Bonjour, Good Day, Universe, Fuck you

There is an olive tree in the garden. Beautiful silver leaves. It is especially lovely in the afternoon when the sun is slowly heading to the west and making effortless shadows. Those little pockets of light are absolutely everything I could ever imagine wanting to catch in a photo. I am sitting behind the house, drinking my coffee. The laptop charger was safe back in our living room in Wales, as far away from France as you can get it. It was not on purpose but turned out to be one of the best coincidences on this holiday. Well, that one and when our car broke down, so we were given a Fiat 500 to use. All of that was more a blessing than a curse. Better to be broken down there in front of the house than on the Autoroute del Soleil in 40 degrees driving 5 km/h. If we are lucky. Ah yes, our cars air conditioning unit decided to go on holiday too.

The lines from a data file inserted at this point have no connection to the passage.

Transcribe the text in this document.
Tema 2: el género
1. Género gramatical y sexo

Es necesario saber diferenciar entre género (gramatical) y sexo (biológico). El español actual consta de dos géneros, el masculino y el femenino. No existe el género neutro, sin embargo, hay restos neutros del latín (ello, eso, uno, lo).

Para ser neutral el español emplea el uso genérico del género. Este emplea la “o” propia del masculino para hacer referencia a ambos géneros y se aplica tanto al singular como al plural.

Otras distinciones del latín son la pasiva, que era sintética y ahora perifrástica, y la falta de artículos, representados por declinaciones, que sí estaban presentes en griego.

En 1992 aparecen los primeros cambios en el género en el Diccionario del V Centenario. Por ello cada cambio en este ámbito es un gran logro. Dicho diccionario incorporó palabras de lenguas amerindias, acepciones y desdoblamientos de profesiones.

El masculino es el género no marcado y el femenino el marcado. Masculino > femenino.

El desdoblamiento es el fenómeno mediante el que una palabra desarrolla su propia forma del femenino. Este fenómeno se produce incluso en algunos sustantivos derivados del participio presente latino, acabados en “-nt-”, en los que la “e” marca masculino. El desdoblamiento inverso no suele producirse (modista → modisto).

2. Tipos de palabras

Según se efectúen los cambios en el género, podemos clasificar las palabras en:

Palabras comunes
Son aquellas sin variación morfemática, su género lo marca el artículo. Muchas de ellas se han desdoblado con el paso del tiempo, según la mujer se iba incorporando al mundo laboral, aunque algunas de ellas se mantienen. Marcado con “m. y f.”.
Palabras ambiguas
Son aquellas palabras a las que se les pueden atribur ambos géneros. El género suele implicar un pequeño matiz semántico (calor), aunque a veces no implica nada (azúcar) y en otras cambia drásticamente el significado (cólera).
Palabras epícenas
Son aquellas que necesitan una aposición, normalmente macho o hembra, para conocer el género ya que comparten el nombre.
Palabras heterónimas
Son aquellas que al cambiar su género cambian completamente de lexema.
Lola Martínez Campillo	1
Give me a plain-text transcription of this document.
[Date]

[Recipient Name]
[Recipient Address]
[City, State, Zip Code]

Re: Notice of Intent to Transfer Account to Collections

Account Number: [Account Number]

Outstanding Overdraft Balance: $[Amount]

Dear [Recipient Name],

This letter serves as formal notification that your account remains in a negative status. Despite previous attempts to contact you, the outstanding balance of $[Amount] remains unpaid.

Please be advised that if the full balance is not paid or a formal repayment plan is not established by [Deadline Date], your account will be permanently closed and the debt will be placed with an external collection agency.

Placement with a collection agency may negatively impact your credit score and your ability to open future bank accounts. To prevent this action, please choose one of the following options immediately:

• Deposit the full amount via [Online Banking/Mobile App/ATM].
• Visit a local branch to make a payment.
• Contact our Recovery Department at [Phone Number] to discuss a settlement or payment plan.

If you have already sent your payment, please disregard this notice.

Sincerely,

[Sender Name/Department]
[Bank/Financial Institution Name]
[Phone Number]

With our car in the garage we continued with our French adventure in a tiny Italian car made in Serbia. When the Universe says: Fuck you.

Pardon my French.


The olive tree is gently shivering in the afternoon August sunshine, while slurping my coffee I am planning on buying a filter coffee machine. If I had the laptop charger, I would have probably already done the research, compared the models, maybe even ordered it to wait at the door for when we get back. Since I haven’t, I am sitting in the garden next to the pool, enjoying the shade of the olive branches. I could probably take a few shots while everybody is snoozing. The olive is growing out of the stone, like many other olives. Rock and gravel. It seems like I have left my shoes at home too, walking around with dirty feet. If I can just step on that gravel, take few snaps and jump off perhaps the damage to my feet won’t be catastrophic.

And then there it was… a really precise and obvious moment in time and space. That August afternoon was meant to bring something. I raised my eyes to the sky expecting something, not sure what. Something had to happen.

A susurration. Crickets were quiet. Hot wind blew carrying the dust of that dry August in the South of France. It also carried a parasol from the neighbour’s back garden. Straight into our swimming pool. All the romance of the afternoon was gone once the pool alarm started howling. And it wasn’t a quiet, anaemic alarm. No, sir…this fella had its breakfast, lunch and snack, full batteries and fresh enthusiasm to scream as loud as possible. If it wakes my toddler up, that will probably be the end of my quiet afternoon.

I have always thought that stepping on a Lego in the middle of the night was horrible. On some weird scale of comfortlessness and pain running on the gravel is, must confess, pretty high, even compared to Lego. The trouble was not the gravel itself, more the fact that gravel was stuck to my feet as I ran down the concrete path around the house to the pool. Running, hopping, trying to clean the feet, ouching half loud. In my mind if I ouch loudly, I was more likely to wake the family up than the 350 decibels of alarm. A few heads are popping behind the neighbouring wall. They had ‘what-the-fuck’ on their faces, only in French, slightly offended that I am in possession of their parasol. Trying to open the pool gate, can’t remember the alarm code, the alarm is howling, and I swear starting to enjoy it. Enjoying the looks from the neighbourhood, attention from the Mond community and the whole of Gard county and most of all feeling of fulfilment. Finally serving its purpose.

During our two weeks stay more than few times it served its purpose, loud and louder.

It was just an alarm after all.

By the way the alarm code was 1234 but at that very moment the most difficult thing ever.